Positional: Which provide a dominant position to a party by allowing it to terminate a contract unilaterally or allow it to assign such contract without the consent of other party.

Homebuyers in India have suffered on account of unfair contracts, with courts striking down unfair terms in them.

Recently, in the Pioneer Urban Land case, the Supreme Court struck down the terms of an agreement between a homebuyer and a builder because such terms were one-sided and unfair to the consumer.

The agreement allowed the builder to terminate an agreement on failure of consumers to rectify a default but prevented a consumer from terminating the agreement beyond a certain time. This aspect, according to the court, was arbitrary.

Forfeiture and interest clauses in housing projects, jurisdiction and dispute resolution clauses are extremely one-sided in contracts for banking facilities, Sen said. Unilateral clauses that confer advantage to a dominant party are replete in the standard terms and conditions in contracts in the airline industry and online marketplaces, he said.

While courts have in the past struck down unfair clauses, there are precedents to the opposite as well, he said. “In such a case having a statutory recognition of this issue is a good step forward.”

“The draft bill seeks to protect consumer interest by trying to strike a balance in situations where consumers do not have bargaining or negotiating powers,” Narayanan said. “However, in doing so the bill goes two steps further indicating practices such as forfeiture penalties imposed by banks to be unfair.”

E-Commerce

Even as e-commerce has grown rapidly in India, the laws governing them have failed to keep pace.

The Department of Industrial Policy and Promotion released a draft national e-commerce policy in February, recognising the special nature of electronic commerce transactions and made the following points on liability in such platforms:

  • Counterfeit goods: Post-sale services, delivery of goods to customer and customer satisfaction will be responsibility of seller in marketplace.
  • Liability of content: Liability of marketplace will be determined by law.

The 2019 bill defines electronic commerce as “buying or selling of goods or services, including digital products, over digital or electronic network”.

On the other hand, an electronic service provider is a person who provides a process or technology to enable a seller to engage in advertising or selling goods or services to a consumer. The bill provides that the government will lay down regulations to regulate e-commerce and prevent unfair trade practices in it.

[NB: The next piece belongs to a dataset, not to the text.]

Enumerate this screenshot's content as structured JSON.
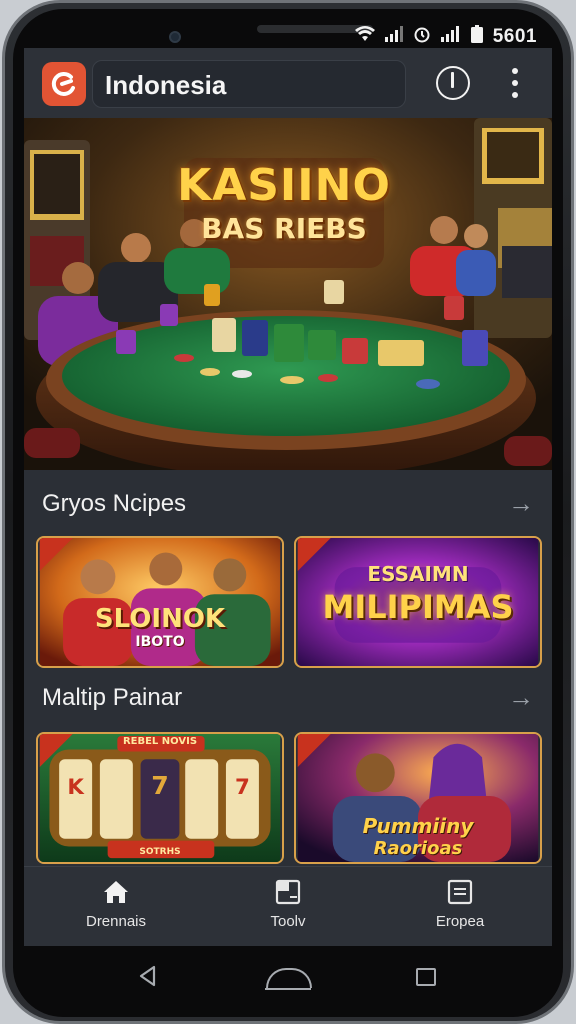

“The bill has a catch-all clause directed at the e-commerce segment the scope of which is not lucidly set out,” Narayanan said. “The central government retains expansive rule-making powers to bring in delegated legislation later to regulate the sector—leaving ripe issues of possible regulatory conflict in regulating e-commerce.”

Some unfair trade practices mentioned in the bill:

  • Making statements that give false representation about standard, quality, grade etc. of a good or a service.
  • Misrepresenting the need, usefulness or characteristics of a service or falsely representing old or used goods as new goods.
  • Giving guarantee or warranty on a product without proper or adequate test.

The government is yet to notify the regulations for the e-commerce sector and will do so after the passage of the act.